«Армянская версия» стала для исследователей жизни и деятельности Мюрата настоящим сюрпризом. На первый взгляд, она появилась внезапно, «выросла ниоткуда». Между тем некоторые наполеоноведы находят, что толчком для ее возникновения могло послужить сообщение, опубликованное в 1887 году в армянском журнале «Аракс». Там шла речь о главаре египетских мамелюков конца XVIII столетия – «карабахском Мурад-бее» (1750–1801). В юности он был пленен на Кавказе турками, а затем его продали египетским мамелюкам. Вскоре он не только сумел освободиться от рабства, но и получить титул бея. Ему подчинялся Верхний Египет. В 1798–1799 годах Мурад-бей организовал борьбу мамелюков против вторгшейся в Египет французской армии, но проиграл ее. Поэтому в последующие два года он пытался наладить сотрудничество с преемниками Бонапарта – генералами Клебером и Мену, но не успел, так как в апреле 1801 года скончался от чумы. Мурад-бей был опытным полководцем. Наполеон видел в нем самого смелого, активного и опаснейшего из всех своих врагов в Египте. Недаром саблю Мурада, захваченную как трофей, он долго держал при себе. И только после своего первого отречения, перед отплытием на остров Эльба 13 апреля 1814 года, подарил ее маршалу Макдональду.
Все эти факты никоим образом не соотносятся с датами и событиями биографии подлинного Мюрата. Это касается, прежде всего, его участия в Египетском походе, где ему пришлось воевать с Мурад-беем. Кстати, это ему, а не Макдональду была подарена Наполеоном сабля Мурада. И умер маршал Мюрат не в 1801 году от страшной болезни, а был расстрелян в 1815-м. А если к этому добавить еще то, что мамелюк Мурад был неграмотный и не умел даже написать свое имя, а пользовался именной печатью, то вряд ли такой человек мог править и издавать законы в Неаполитанском королевстве, как это делал Мюрат. Но вернемся к национальному вопросу, где тоже наблюдается масса нестыковок и неясностей.

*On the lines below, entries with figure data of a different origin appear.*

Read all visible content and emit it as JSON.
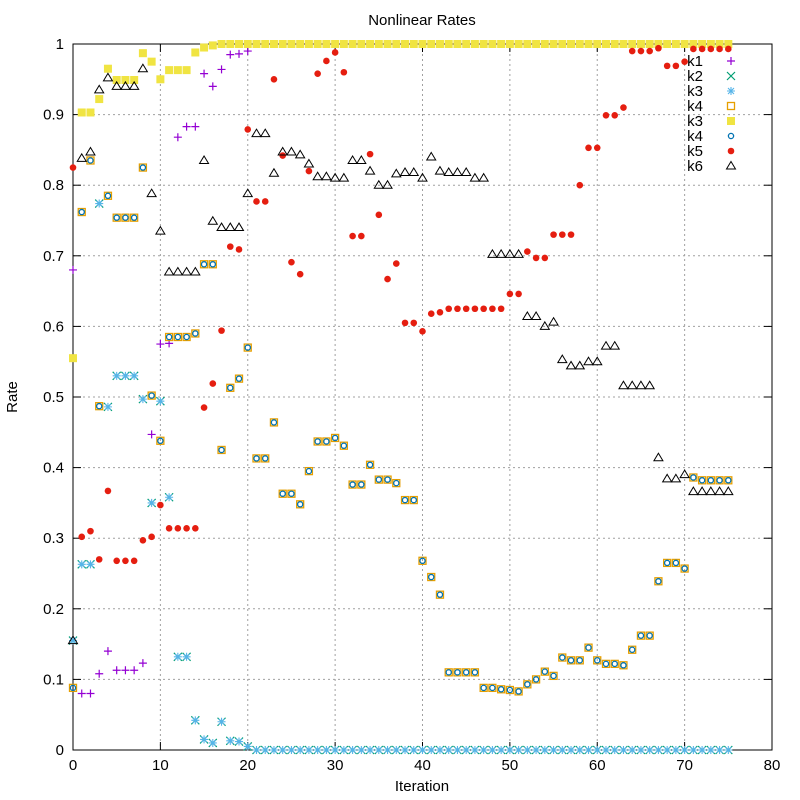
{
  "chart_data": {
    "type": "scatter",
    "title": "Nonlinear Rates",
    "xlabel": "Iteration",
    "ylabel": "Rate",
    "xlim": [
      0,
      80
    ],
    "ylim": [
      0,
      1
    ],
    "xticks": [
      0,
      10,
      20,
      30,
      40,
      50,
      60,
      70,
      80
    ],
    "yticks": [
      0,
      0.1,
      0.2,
      0.3,
      0.4,
      0.5,
      0.6,
      0.7,
      0.8,
      0.9,
      1
    ],
    "ytick_labels": [
      "0",
      "0.1",
      "0.2",
      "0.3",
      "0.4",
      "0.5",
      "0.6",
      "0.7",
      "0.8",
      "0.9",
      "1"
    ],
    "grid": true,
    "legend_position": "top-right",
    "series": [
      {
        "name": "k1",
        "marker": "plus",
        "color": "#9400d3",
        "x": [
          0,
          1,
          2,
          3,
          4,
          5,
          6,
          7,
          8,
          9,
          10,
          11,
          12,
          13,
          14,
          15,
          16,
          17,
          18,
          19,
          20,
          21,
          22,
          23,
          24,
          25,
          26,
          27,
          28,
          29,
          30,
          31,
          32,
          33,
          34,
          35,
          36,
          37,
          38,
          39,
          40,
          41,
          42,
          43,
          44,
          45,
          46,
          47,
          48,
          49,
          50,
          51,
          52,
          53,
          54,
          55,
          56,
          57,
          58,
          59,
          60,
          61,
          62,
          63,
          64,
          65,
          66,
          67,
          68,
          69,
          70,
          71,
          72,
          73,
          74,
          75
        ],
        "y": [
          0.68,
          0.08,
          0.08,
          0.108,
          0.14,
          0.113,
          0.113,
          0.113,
          0.123,
          0.447,
          0.575,
          0.576,
          0.868,
          0.883,
          0.883,
          0.958,
          0.94,
          0.964,
          0.985,
          0.986,
          0.99,
          1,
          1,
          1,
          1,
          1,
          1,
          1,
          1,
          1,
          1,
          1,
          1,
          1,
          1,
          1,
          1,
          1,
          1,
          1,
          1,
          1,
          1,
          1,
          1,
          1,
          1,
          1,
          1,
          1,
          1,
          1,
          1,
          1,
          1,
          1,
          1,
          1,
          1,
          1,
          1,
          1,
          1,
          1,
          1,
          1,
          1,
          1,
          1,
          1,
          1,
          1,
          1,
          1,
          1,
          1
        ]
      },
      {
        "name": "k2",
        "marker": "cross",
        "color": "#009e73",
        "x": [
          0,
          1,
          2,
          3,
          4,
          5,
          6,
          7,
          8,
          9,
          10,
          11,
          12,
          13,
          14,
          15,
          16,
          17,
          18,
          19,
          20,
          21,
          22,
          23,
          24,
          25,
          26,
          27,
          28,
          29,
          30,
          31,
          32,
          33,
          34,
          35,
          36,
          37,
          38,
          39,
          40,
          41,
          42,
          43,
          44,
          45,
          46,
          47,
          48,
          49,
          50,
          51,
          52,
          53,
          54,
          55,
          56,
          57,
          58,
          59,
          60,
          61,
          62,
          63,
          64,
          65,
          66,
          67,
          68,
          69,
          70,
          71,
          72,
          73,
          74,
          75
        ],
        "y": [
          0.155,
          0.263,
          0.263,
          0.774,
          0.486,
          0.53,
          0.53,
          0.53,
          0.497,
          0.35,
          0.494,
          0.358,
          0.132,
          0.132,
          0.042,
          0.015,
          0.01,
          0.04,
          0.013,
          0.012,
          0.005,
          0,
          0,
          0,
          0,
          0,
          0,
          0,
          0,
          0,
          0,
          0,
          0,
          0,
          0,
          0,
          0,
          0,
          0,
          0,
          0,
          0,
          0,
          0,
          0,
          0,
          0,
          0,
          0,
          0,
          0,
          0,
          0,
          0,
          0,
          0,
          0,
          0,
          0,
          0,
          0,
          0,
          0,
          0,
          0,
          0,
          0,
          0,
          0,
          0,
          0,
          0,
          0,
          0,
          0,
          0
        ]
      },
      {
        "name": "k3",
        "marker": "star",
        "color": "#56b4e9",
        "x": [
          0,
          1,
          2,
          3,
          4,
          5,
          6,
          7,
          8,
          9,
          10,
          11,
          12,
          13,
          14,
          15,
          16,
          17,
          18,
          19,
          20,
          21,
          22,
          23,
          24,
          25,
          26,
          27,
          28,
          29,
          30,
          31,
          32,
          33,
          34,
          35,
          36,
          37,
          38,
          39,
          40,
          41,
          42,
          43,
          44,
          45,
          46,
          47,
          48,
          49,
          50,
          51,
          52,
          53,
          54,
          55,
          56,
          57,
          58,
          59,
          60,
          61,
          62,
          63,
          64,
          65,
          66,
          67,
          68,
          69,
          70,
          71,
          72,
          73,
          74,
          75
        ],
        "y": [
          0.155,
          0.263,
          0.263,
          0.774,
          0.486,
          0.53,
          0.53,
          0.53,
          0.497,
          0.35,
          0.494,
          0.358,
          0.132,
          0.132,
          0.042,
          0.015,
          0.01,
          0.04,
          0.013,
          0.012,
          0.005,
          0,
          0,
          0,
          0,
          0,
          0,
          0,
          0,
          0,
          0,
          0,
          0,
          0,
          0,
          0,
          0,
          0,
          0,
          0,
          0,
          0,
          0,
          0,
          0,
          0,
          0,
          0,
          0,
          0,
          0,
          0,
          0,
          0,
          0,
          0,
          0,
          0,
          0,
          0,
          0,
          0,
          0,
          0,
          0,
          0,
          0,
          0,
          0,
          0,
          0,
          0,
          0,
          0,
          0,
          0
        ]
      },
      {
        "name": "k4",
        "marker": "open-square",
        "color": "#e69f00",
        "x": [
          0,
          1,
          2,
          3,
          4,
          5,
          6,
          7,
          8,
          9,
          10,
          11,
          12,
          13,
          14,
          15,
          16,
          17,
          18,
          19,
          20,
          21,
          22,
          23,
          24,
          25,
          26,
          27,
          28,
          29,
          30,
          31,
          32,
          33,
          34,
          35,
          36,
          37,
          38,
          39,
          40,
          41,
          42,
          43,
          44,
          45,
          46,
          47,
          48,
          49,
          50,
          51,
          52,
          53,
          54,
          55,
          56,
          57,
          58,
          59,
          60,
          61,
          62,
          63,
          64,
          65,
          66,
          67,
          68,
          69,
          70,
          71,
          72,
          73,
          74,
          75
        ],
        "y": [
          0.088,
          0.762,
          0.835,
          0.487,
          0.785,
          0.754,
          0.754,
          0.754,
          0.825,
          0.502,
          0.438,
          0.585,
          0.585,
          0.585,
          0.59,
          0.688,
          0.688,
          0.425,
          0.513,
          0.526,
          0.57,
          0.413,
          0.413,
          0.464,
          0.363,
          0.363,
          0.348,
          0.395,
          0.437,
          0.437,
          0.442,
          0.431,
          0.376,
          0.376,
          0.404,
          0.383,
          0.383,
          0.378,
          0.354,
          0.354,
          0.268,
          0.245,
          0.22,
          0.11,
          0.11,
          0.11,
          0.11,
          0.088,
          0.088,
          0.086,
          0.085,
          0.083,
          0.093,
          0.1,
          0.111,
          0.105,
          0.131,
          0.127,
          0.127,
          0.145,
          0.127,
          0.122,
          0.122,
          0.12,
          0.142,
          0.162,
          0.162,
          0.239,
          0.265,
          0.265,
          0.257,
          0.386,
          0.382,
          0.382,
          0.382,
          0.382
        ]
      },
      {
        "name": "k3",
        "marker": "filled-square",
        "color": "#f0e442",
        "x": [
          0,
          1,
          2,
          3,
          4,
          5,
          6,
          7,
          8,
          9,
          10,
          11,
          12,
          13,
          14,
          15,
          16,
          17,
          18,
          19,
          20,
          21,
          22,
          23,
          24,
          25,
          26,
          27,
          28,
          29,
          30,
          31,
          32,
          33,
          34,
          35,
          36,
          37,
          38,
          39,
          40,
          41,
          42,
          43,
          44,
          45,
          46,
          47,
          48,
          49,
          50,
          51,
          52,
          53,
          54,
          55,
          56,
          57,
          58,
          59,
          60,
          61,
          62,
          63,
          64,
          65,
          66,
          67,
          68,
          69,
          70,
          71,
          72,
          73,
          74,
          75
        ],
        "y": [
          0.555,
          0.903,
          0.903,
          0.922,
          0.965,
          0.949,
          0.949,
          0.949,
          0.987,
          0.975,
          0.95,
          0.963,
          0.963,
          0.963,
          0.988,
          0.995,
          0.998,
          1,
          1,
          1,
          1,
          1,
          1,
          1,
          1,
          1,
          1,
          1,
          1,
          1,
          1,
          1,
          1,
          1,
          1,
          1,
          1,
          1,
          1,
          1,
          1,
          1,
          1,
          1,
          1,
          1,
          1,
          1,
          1,
          1,
          1,
          1,
          1,
          1,
          1,
          1,
          1,
          1,
          1,
          1,
          1,
          1,
          1,
          1,
          1,
          1,
          1,
          1,
          1,
          1,
          1,
          1,
          1,
          1,
          1,
          1
        ]
      },
      {
        "name": "k4",
        "marker": "open-circle",
        "color": "#0072b2",
        "x": [
          0,
          1,
          2,
          3,
          4,
          5,
          6,
          7,
          8,
          9,
          10,
          11,
          12,
          13,
          14,
          15,
          16,
          17,
          18,
          19,
          20,
          21,
          22,
          23,
          24,
          25,
          26,
          27,
          28,
          29,
          30,
          31,
          32,
          33,
          34,
          35,
          36,
          37,
          38,
          39,
          40,
          41,
          42,
          43,
          44,
          45,
          46,
          47,
          48,
          49,
          50,
          51,
          52,
          53,
          54,
          55,
          56,
          57,
          58,
          59,
          60,
          61,
          62,
          63,
          64,
          65,
          66,
          67,
          68,
          69,
          70,
          71,
          72,
          73,
          74,
          75
        ],
        "y": [
          0.088,
          0.762,
          0.835,
          0.487,
          0.785,
          0.754,
          0.754,
          0.754,
          0.825,
          0.502,
          0.438,
          0.585,
          0.585,
          0.585,
          0.59,
          0.688,
          0.688,
          0.425,
          0.513,
          0.526,
          0.57,
          0.413,
          0.413,
          0.464,
          0.363,
          0.363,
          0.348,
          0.395,
          0.437,
          0.437,
          0.442,
          0.431,
          0.376,
          0.376,
          0.404,
          0.383,
          0.383,
          0.378,
          0.354,
          0.354,
          0.268,
          0.245,
          0.22,
          0.11,
          0.11,
          0.11,
          0.11,
          0.088,
          0.088,
          0.086,
          0.085,
          0.083,
          0.093,
          0.1,
          0.111,
          0.105,
          0.131,
          0.127,
          0.127,
          0.145,
          0.127,
          0.122,
          0.122,
          0.12,
          0.142,
          0.162,
          0.162,
          0.239,
          0.265,
          0.265,
          0.257,
          0.386,
          0.382,
          0.382,
          0.382,
          0.382
        ]
      },
      {
        "name": "k5",
        "marker": "filled-circle",
        "color": "#e51e10",
        "x": [
          0,
          1,
          2,
          3,
          4,
          5,
          6,
          7,
          8,
          9,
          10,
          11,
          12,
          13,
          14,
          15,
          16,
          17,
          18,
          19,
          20,
          21,
          22,
          23,
          24,
          25,
          26,
          27,
          28,
          29,
          30,
          31,
          32,
          33,
          34,
          35,
          36,
          37,
          38,
          39,
          40,
          41,
          42,
          43,
          44,
          45,
          46,
          47,
          48,
          49,
          50,
          51,
          52,
          53,
          54,
          55,
          56,
          57,
          58,
          59,
          60,
          61,
          62,
          63,
          64,
          65,
          66,
          67,
          68,
          69,
          70,
          71,
          72,
          73,
          74,
          75
        ],
        "y": [
          0.825,
          0.302,
          0.31,
          0.27,
          0.367,
          0.268,
          0.268,
          0.268,
          0.297,
          0.302,
          0.347,
          0.314,
          0.314,
          0.314,
          0.314,
          0.485,
          0.519,
          0.594,
          0.713,
          0.709,
          0.879,
          0.777,
          0.777,
          0.95,
          0.842,
          0.691,
          0.674,
          0.82,
          0.958,
          0.976,
          0.988,
          0.96,
          0.728,
          0.728,
          0.844,
          0.758,
          0.667,
          0.689,
          0.605,
          0.605,
          0.593,
          0.618,
          0.62,
          0.625,
          0.625,
          0.625,
          0.625,
          0.625,
          0.625,
          0.625,
          0.646,
          0.646,
          0.706,
          0.697,
          0.697,
          0.73,
          0.73,
          0.73,
          0.8,
          0.853,
          0.853,
          0.899,
          0.899,
          0.91,
          0.99,
          0.99,
          0.99,
          0.994,
          0.969,
          0.969,
          0.975,
          0.993,
          0.993,
          0.993,
          0.993,
          0.993
        ]
      },
      {
        "name": "k6",
        "marker": "open-triangle",
        "color": "#000000",
        "x": [
          0,
          1,
          2,
          3,
          4,
          5,
          6,
          7,
          8,
          9,
          10,
          11,
          12,
          13,
          14,
          15,
          16,
          17,
          18,
          19,
          20,
          21,
          22,
          23,
          24,
          25,
          26,
          27,
          28,
          29,
          30,
          31,
          32,
          33,
          34,
          35,
          36,
          37,
          38,
          39,
          40,
          41,
          42,
          43,
          44,
          45,
          46,
          47,
          48,
          49,
          50,
          51,
          52,
          53,
          54,
          55,
          56,
          57,
          58,
          59,
          60,
          61,
          62,
          63,
          64,
          65,
          66,
          67,
          68,
          69,
          70,
          71,
          72,
          73,
          74,
          75
        ],
        "y": [
          0.155,
          0.838,
          0.847,
          0.935,
          0.952,
          0.94,
          0.94,
          0.94,
          0.965,
          0.788,
          0.735,
          0.677,
          0.677,
          0.677,
          0.677,
          0.835,
          0.749,
          0.74,
          0.74,
          0.74,
          0.788,
          0.873,
          0.873,
          0.817,
          0.847,
          0.847,
          0.843,
          0.83,
          0.812,
          0.812,
          0.81,
          0.81,
          0.835,
          0.835,
          0.82,
          0.8,
          0.8,
          0.816,
          0.818,
          0.818,
          0.81,
          0.84,
          0.82,
          0.818,
          0.818,
          0.818,
          0.81,
          0.81,
          0.702,
          0.702,
          0.702,
          0.702,
          0.614,
          0.614,
          0.6,
          0.606,
          0.553,
          0.544,
          0.544,
          0.55,
          0.55,
          0.572,
          0.572,
          0.516,
          0.516,
          0.516,
          0.516,
          0.414,
          0.384,
          0.384,
          0.39,
          0.366,
          0.366,
          0.366,
          0.366,
          0.366
        ]
      }
    ]
  }
}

Национальная принадлежность Мурада еще туманнее, нежели у Овакима. По общепринятому мнению, его считали черкесом (европейские современники всех мамелюков воспринимали как черкесов). Некоторые грузинские историки называли его грузином. Если же Мурад был действительно родом из Карабаха, то основной причиной, по которой его могли отождествлять с французским маршалом, могло послужить простое сходство его имени с фамилией последнего (Мурад – Мюрат). Кстати, один из биографов Мюрата отмечал любопытную деталь: во время пребывания армии Бонапарта в Египте Мурад-бей очень гордился сходством своего имени с фамилией «неустрашимого французского тогда еще генерала Мюрата».

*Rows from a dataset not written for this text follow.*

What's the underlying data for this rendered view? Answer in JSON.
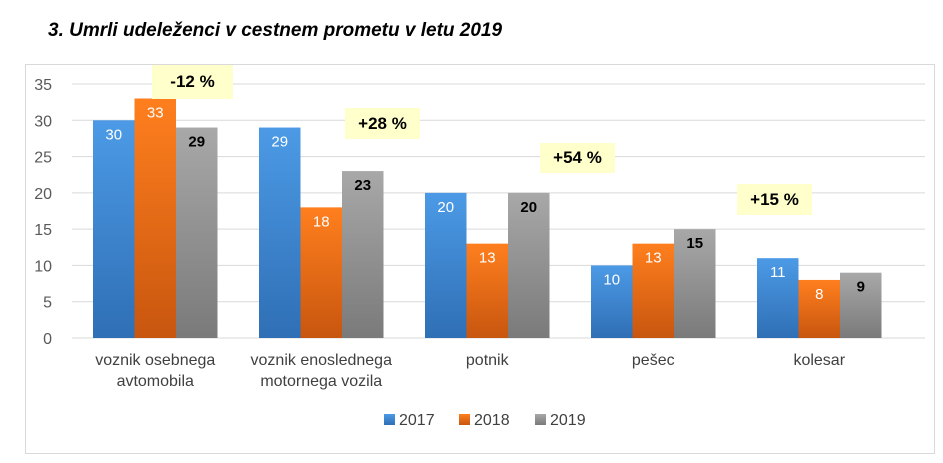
{
  "title": "3. Umrli udeleženci v cestnem prometu v letu 2019",
  "chart_data": {
    "type": "bar",
    "title": "3. Umrli udeleženci v cestnem prometu v letu 2019",
    "categories": [
      "voznik osebnega avtomobila",
      "voznik enoslednega motornega vozila",
      "potnik",
      "pešec",
      "kolesar"
    ],
    "category_lines": [
      [
        "voznik osebnega",
        "avtomobila"
      ],
      [
        "voznik enoslednega",
        "motornega vozila"
      ],
      [
        "potnik"
      ],
      [
        "pešec"
      ],
      [
        "kolesar"
      ]
    ],
    "series": [
      {
        "name": "2017",
        "values": [
          30,
          29,
          20,
          10,
          11
        ],
        "color": "#4a90d9"
      },
      {
        "name": "2018",
        "values": [
          33,
          18,
          13,
          13,
          8
        ],
        "color": "#f07820"
      },
      {
        "name": "2019",
        "values": [
          29,
          23,
          20,
          15,
          9
        ],
        "color": "#9a9a9a"
      }
    ],
    "annotations": [
      "-12 %",
      "+28 %",
      "+54 %",
      "+15 %"
    ],
    "ylim": [
      0,
      35
    ],
    "yticks": [
      0,
      5,
      10,
      15,
      20,
      25,
      30,
      35
    ],
    "grid": true,
    "legend": "bottom",
    "xlabel": "",
    "ylabel": ""
  }
}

Сохранилось описание внешнего облика мамелюка Мурада: «Мурад-бей был светловолос, среднего роста и плотного телосложения, носил густую бороду и имел грубый нос». А вот портрет, нарисованный герцогиней д’Абрантес: «У Мюрата черты лица были не хороши и даже, когда видели его без завитых волос, без перьев и золотого шитья, он был дурен. В лице его отличалось много черт Негра, хотя нос у него был не приплюснутый; но толстые губы и орлиный, только без всякого благородства, нос придавали ему многое физиономии, по крайней мере, Метиса». Таким образом, только из этих описаний внешности можно сделать однозначный вывод, что это были совершенно разные люди.

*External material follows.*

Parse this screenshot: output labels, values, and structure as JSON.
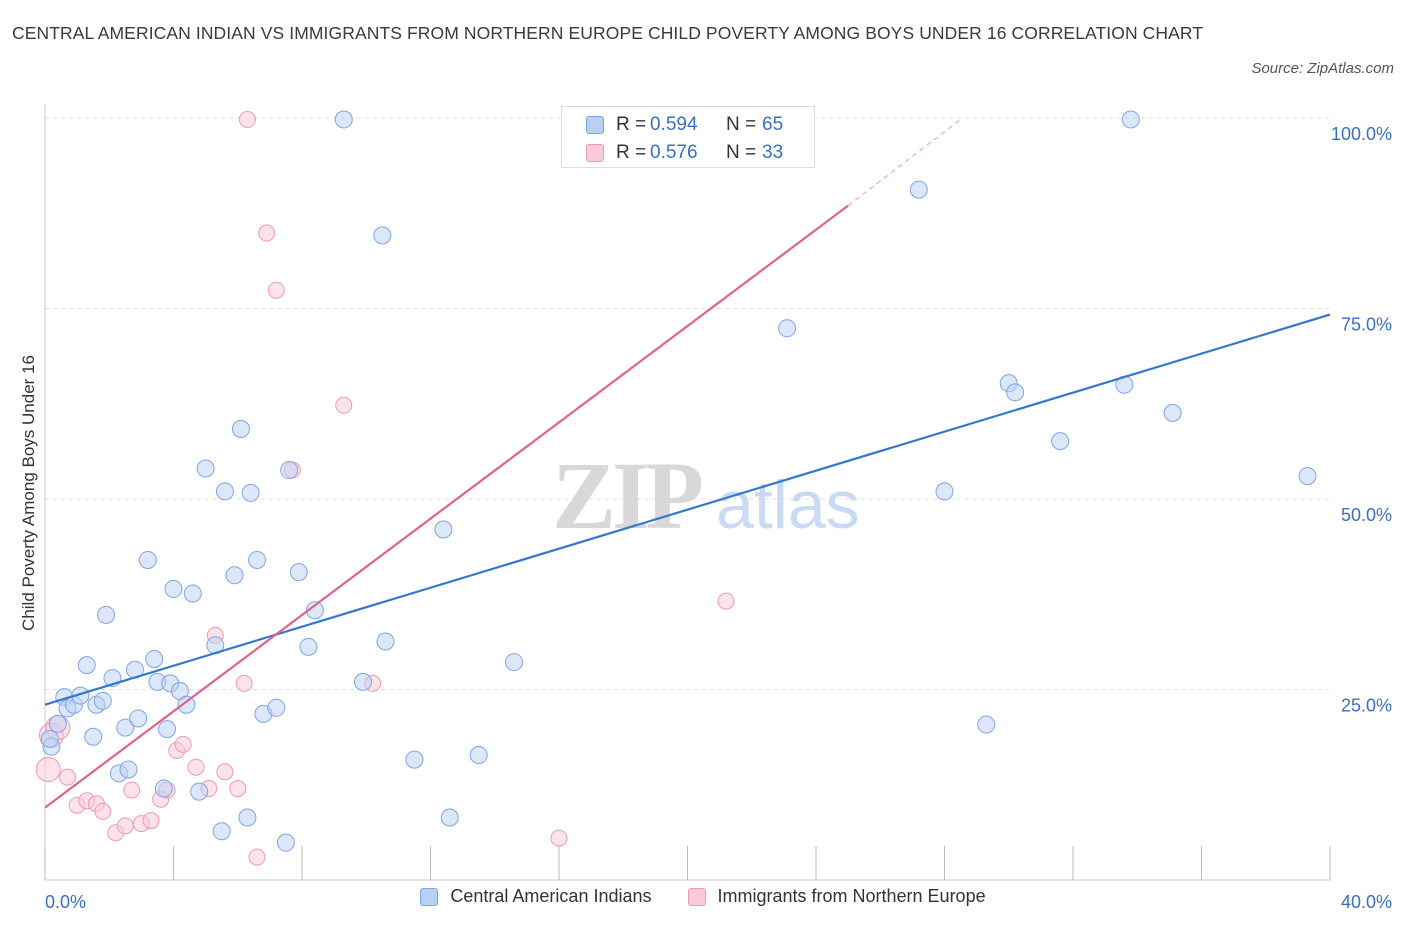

Несмотря на свою явную несостоятельность, «армянская версия» оказалась очень живучей. Третий ее вариант был описан в романе французского писателя Артура Бернета «Семейные тайны Наполеона», напечатанном на армянском языке в Каире в типографии «Воске тар». Почему третий? Да потому что писатель изображает в нем знаменитого маршала под именем Мурада Овакимяна – нечто сборное из имен первых двух вариантов. В этом романе Наполеон, перечисляя всех, кто, по его мнению, мог бы стать его преемником, говорит: «А может быть, муж сестры – Мурад Овакимян? Но ведь он армянин с Востока, храбрец, герой, непобедимый воин, самый дерзкий и отважный, он самый удобный человек, чтобы быть моим наследником: но что же делать, он армянин, восточный человек – этот народ не желает императора восточного происхождения. Если б он был европейцем, то, наверное, его назначил бы я своим наследником». Работавший в 1925–1930 годах в той же типографии доктор искусствознания Гарник Степанян поинтересовался у издателя, откуда в романе появились такие сведения. И получил ошеломляющий ответ: оказалось, что тот сам придумал этот отрывок, чтобы… привлечь внимание армянского читателя.